Beck has revealed some details of his much-anticipated new album Colors, which is due for issue in October 2017, though an exact release date has yet to be confirmed. Described by Rolling Stone as “a euphoric blast of experimental pop”, Beck has crafted the new record with producer Greg Kurstin, best known for his work with Adele, Kelly Clarkson and Sia.
The last time the mass public got a glimpse of Beck Hansen, it was at the end of the 2015 Grammy Awards, when Prince was handing him an Album of the Year award for his meditative, mostly acoustic album Morning Phase. Few people knew, but at that time the artist was already two years into work on the follow-up which has taken two more years to complete.
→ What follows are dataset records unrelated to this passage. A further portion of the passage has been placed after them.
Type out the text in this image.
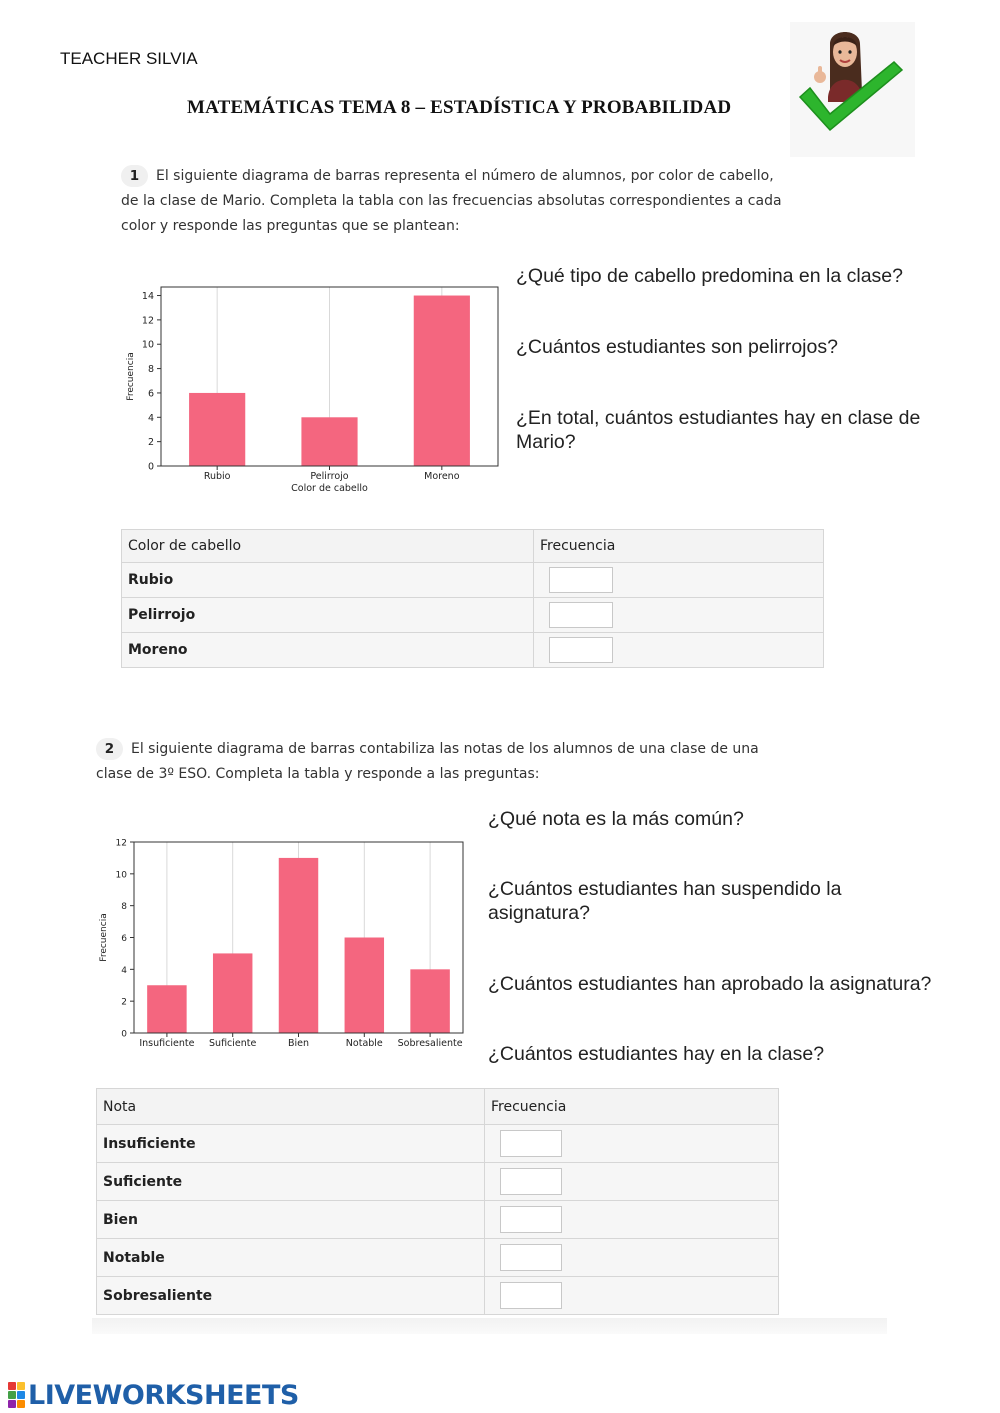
TEACHER SILVIA
MATEMÁTICAS TEMA 8 – ESTADÍSTICA Y PROBABILIDAD
1 El siguiente diagrama de barras representa el número de alumnos, por color de cabello,
de la clase de Mario. Completa la tabla con las frecuencias absolutas correspondientes a cada
color y responde las preguntas que se plantean:
0
2
4
6
8
10
12
14
Rubio	Pelirrojo	Moreno
Frecuencia
Color de cabello
¿Qué tipo de cabello predomina en la clase?
¿Cuántos estudiantes son pelirrojos?
¿En total, cuántos estudiantes hay en clase de Mario?
Color de cabello	Frecuencia
Rubio	

Pelirrojo	

Moreno	
2 El siguiente diagrama de barras contabiliza las notas de los alumnos de una clase de una
clase de 3º ESO. Completa la tabla y responde a las preguntas:
0
2
4
6
8
10
12
Insuficiente Suficiente	Bien	Notable Sobresaliente
Frecuencia
¿Qué nota es la más común?
¿Cuántos estudiantes han suspendido la asignatura?
¿Cuántos estudiantes han aprobado la asignatura?
¿Cuántos estudiantes hay en la clase?
Nota	Frecuencia
Insuficiente	

Suficiente	

Bien	

Notable	

Sobresaliente	
LIVEWORKSHEETS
"I suppose the record could have come out a year or two ago," Beck revealed to Rolling Stone. "But these are complex songs all trying to do two or three things at once. It's not retro and not modern. To get everything to sit together so it doesn't sound like a huge mess was quite an undertaking."
Beck’s producer Greg Kurstin has become one of the industry's most in-demand producers over the past few years (while working on Colors, he was juggling albums by Halsey and the Foo Fighters, along with film soundtracks). But he got an early break as Beck's touring keyboardist on 2002's Sea Change tour, and he was happy to reunite with his old friend.
They recorded in Kurstin's L.A. home studio, playing nearly every instrument themselves. "Between the two of us, we can play everything, and we don't have to go through the filter of other people," Beck told Rolling Stone. In fact, Kurstin's heavy workload forced them to work as efficiently as possible: "It's almost like the 1960s, where you have a morning block [of recording] and an afternoon block," Beck added.
Prior to Colors’ October release, Beck is booked to open for U2 in a run of stadium shows. He told Rolling Stone he had no problem playing to an audience likely unfamiliar with most of his work outside of 1990s hits such as ‘Loser’ and ‘Devil's Haircut.’ "I've done a lot of opening slots where you're just playing to empty seats," he said. "You can't take it personally."